Planification successorale au sein de la communauté LGBTQ

4 février 2019

Une planification successorale et en cas d'inaptitude adéquate est importante pour les gens de tous les milieux, toutefois, il est important de comprendre les nuances relatives aux membres des différentes communautés. Nous examinerons certaines considérations pour les membres de la communauté LGBTQ.

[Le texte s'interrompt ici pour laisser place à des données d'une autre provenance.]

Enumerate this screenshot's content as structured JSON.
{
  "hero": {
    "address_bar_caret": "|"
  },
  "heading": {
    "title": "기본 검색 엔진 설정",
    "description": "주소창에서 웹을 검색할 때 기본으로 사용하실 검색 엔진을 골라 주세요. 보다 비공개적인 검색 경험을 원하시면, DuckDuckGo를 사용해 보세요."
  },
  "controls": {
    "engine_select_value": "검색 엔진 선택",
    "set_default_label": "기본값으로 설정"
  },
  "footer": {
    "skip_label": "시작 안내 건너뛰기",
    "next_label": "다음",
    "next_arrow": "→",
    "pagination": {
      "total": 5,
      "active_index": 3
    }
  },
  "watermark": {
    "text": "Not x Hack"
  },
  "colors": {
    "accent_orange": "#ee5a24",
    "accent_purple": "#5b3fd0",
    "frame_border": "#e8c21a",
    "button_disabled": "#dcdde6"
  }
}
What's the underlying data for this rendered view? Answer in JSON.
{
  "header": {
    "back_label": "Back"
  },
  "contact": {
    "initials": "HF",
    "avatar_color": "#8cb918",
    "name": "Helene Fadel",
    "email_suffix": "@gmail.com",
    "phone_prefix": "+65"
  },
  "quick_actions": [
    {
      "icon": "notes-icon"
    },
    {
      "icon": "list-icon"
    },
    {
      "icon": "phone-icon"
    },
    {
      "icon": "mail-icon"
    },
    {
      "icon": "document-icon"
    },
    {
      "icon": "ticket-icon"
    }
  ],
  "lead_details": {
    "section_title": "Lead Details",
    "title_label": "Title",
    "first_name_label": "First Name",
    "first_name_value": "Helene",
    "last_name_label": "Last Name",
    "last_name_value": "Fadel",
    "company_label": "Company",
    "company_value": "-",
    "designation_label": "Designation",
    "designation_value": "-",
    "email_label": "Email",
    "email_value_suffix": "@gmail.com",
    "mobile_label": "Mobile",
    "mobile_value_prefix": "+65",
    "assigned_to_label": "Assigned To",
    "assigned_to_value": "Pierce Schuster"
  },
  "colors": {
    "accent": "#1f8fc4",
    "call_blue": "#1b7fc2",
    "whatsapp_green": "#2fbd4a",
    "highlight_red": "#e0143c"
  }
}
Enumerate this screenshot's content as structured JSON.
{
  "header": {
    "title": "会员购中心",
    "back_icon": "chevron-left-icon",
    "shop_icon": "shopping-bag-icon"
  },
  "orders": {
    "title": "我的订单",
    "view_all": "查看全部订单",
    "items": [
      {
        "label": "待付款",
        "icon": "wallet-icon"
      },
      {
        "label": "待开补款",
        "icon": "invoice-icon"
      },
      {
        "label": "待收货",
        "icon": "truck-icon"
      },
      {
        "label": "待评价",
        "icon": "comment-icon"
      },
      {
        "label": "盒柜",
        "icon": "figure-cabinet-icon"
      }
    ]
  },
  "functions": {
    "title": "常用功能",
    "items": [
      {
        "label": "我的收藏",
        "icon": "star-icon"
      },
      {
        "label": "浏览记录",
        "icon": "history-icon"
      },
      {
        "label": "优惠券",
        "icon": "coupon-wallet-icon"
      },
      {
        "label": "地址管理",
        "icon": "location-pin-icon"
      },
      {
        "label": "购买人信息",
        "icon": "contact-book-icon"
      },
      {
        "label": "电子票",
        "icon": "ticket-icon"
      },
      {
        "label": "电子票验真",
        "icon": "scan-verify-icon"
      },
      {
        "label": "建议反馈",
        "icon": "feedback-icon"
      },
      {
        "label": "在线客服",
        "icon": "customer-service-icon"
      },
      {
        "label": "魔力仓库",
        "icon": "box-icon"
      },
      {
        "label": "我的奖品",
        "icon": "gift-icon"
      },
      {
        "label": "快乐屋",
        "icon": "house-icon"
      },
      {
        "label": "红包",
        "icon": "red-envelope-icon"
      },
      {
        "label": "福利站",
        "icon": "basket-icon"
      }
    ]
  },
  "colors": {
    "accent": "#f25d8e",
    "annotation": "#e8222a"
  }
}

PLANIFICATION EN CAS D'INAPTITUDE

Décisions en matière de soins de santé

Il est important pour les personnes LGBTQ de prévoir un mandat en cas d'inaptitude, lorsque les relations familiales sont difficiles du fait que ces personnes ne sont pas acceptées par leurs enfants, parents, frères et sœurs. Selon la loi, lorsqu'une personne qui n'a pas prévu un tel mandat est incapable de prendre des décisions concernant ses soins de santé, la priorité est donnée au conjoint pour prendre ces décisions en son nom. S'il n'y a pas de conjoint, un proche parent ou une personne qui a une relation privilégiée avec ce particulier aura alors le droit de le faire. Les proches parents et personnes ayant une relation privilégiée, tel un partenaire LGBTQ, sont techniquement sur un pied d'égalité, aux termes de la loi, mais les proches parents pourraient avoir plusieurs voix alors que le partenaire LGBTQ qu'un seul. Pour que le partenaire d'un particulier LGBTQ soit garanti le droit de prendre les décisions en matière de soins de santé, il doit être nommé comme « mandataire chargé de la protection de la personne » dans un mandat de protection. Sans l'expression de ces volontés, il y a un très grand risque que le partenaire ne puisse contribuer au soin du particulier si un membre de la famille lié s'adresse au tribunal pour obtenir le contrôle de leur membre de la famille LGBTQ. De plus, si le particulier LGBTQ souhaite que son partenaire prenne les décisions financières sans l'ingérence des membres de la famille, il doit nommer son partenaire comme étant son « mandataire chargé de l'administration de ses biens » dans son mandat de protection.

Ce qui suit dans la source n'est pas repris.